Der Sachverständigenrat fasst dies unter dem Begriff „Strukturwandel“ zusammen - folglich lautet der Titel des Jahresgutachtens: „Den Strukturwandel meistern“. Im Kanzleramt übergab Schmidt den Bericht an Kanzlerin Angela Merkel (CDU) und Vizekanzler Olaf Scholz (SPD) - die dies nutzten, um der Koalition eine positive Halbzeitbilanz auszustellen. Das Regierungsbündnis hält bisher am Kurs einer „schwarzen Null“ fest - einer Politik ohne Neuverschuldung. Und auch von Konjunkturprogrammen halten die maßgeblichen Akteure zum jetzigen Zeitpunkt nicht viel, wie Finanzminister Scholz noch einmal bekräftigte: „Wir haben alle Möglichkeiten, im Falle einer Krise zu handeln, aber wir sehen keine solche Krise.“

Auch die „Wirtschaftsweisen“ sind gegen Konjunkturprogramme.
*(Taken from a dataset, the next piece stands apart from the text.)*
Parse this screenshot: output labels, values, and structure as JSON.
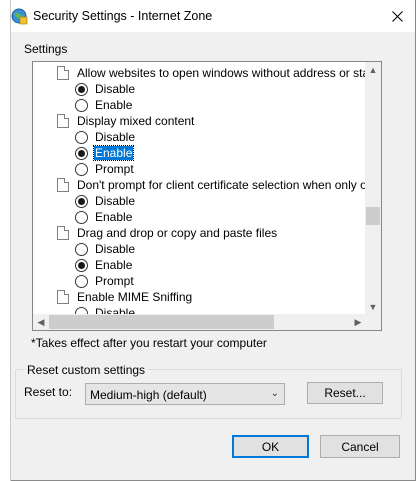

Stattdessen gehe es darum, im Falle eines Einbruchs bestehende Instrumente wirken zu lassen. Als ein solches gilt etwa das Kurzarbeitergeld für kriselnde Firmen. Zugleich verweisen die Ökonomen aber darauf, dass die Schuldenbremse eine Neuverschuldung nicht ausschließe und Spielräume für eine Erhöhung der öffentlichen Investitionen lasse. In einer konjunkturellen Schwächephase erlauben die Schuldenbremse und die europäischen Fiskalregeln gesamtstaatliche Finanzierungsdefizite, die über jene in konjunkturell normalen Zeiten hinausgehen. Auch eine Lockerung der „schwarzen Null“ halten die „Wirtschaftsweisen“ für denkbar. Schmidt sagte, in einer Krise wäre das Festhalten an der „schwarzen Null“ nicht sinnvoll - aktuell gebe es aber keine Notwendigkeit, sie in Frage zu stellen.

Hart ins Gericht gehen die „Wirtschaftsweisen“ mit der Europäischen Zentralbank (EZB) - wegen deren ultralockerer Geldpolitik. Es wäre besser gewesen, zumindest auf neue Staatsanleihekäufe zu verzichten, da diese Politik „erhebliche Risiken und Nebenwirkungen“ mit sich bringen könne. So bestehe das Risiko abrupter „Preiskorrekturen“ - vor allem auf dem Immobilienmarkt.

Geld ist billig, die Zinsen extrem niedrig. Das ärgert Sparer - und hat dazu geführt, dass vor allem in „Beton“ investiert wurde, sprich in Immobilien. Auch dadurch sind die Preise für Wohnungen in Großstädten erheblich gestiegen. Es bestehe die Gefahr, dass es zum Platzen einer Blase komme, sagte die „Wirtschaftsweise“ Isabel Schnabel - die nach dem Willen der Bundesregierung bald ins EZB-Direktorium aufrücken soll. Von einem „Mietendeckel“ wie in Berlin halten die Ökonomen aber nichts - es komme vor allem darauf an, das Angebot zu stärken - also neue Wohnungen zu bauen.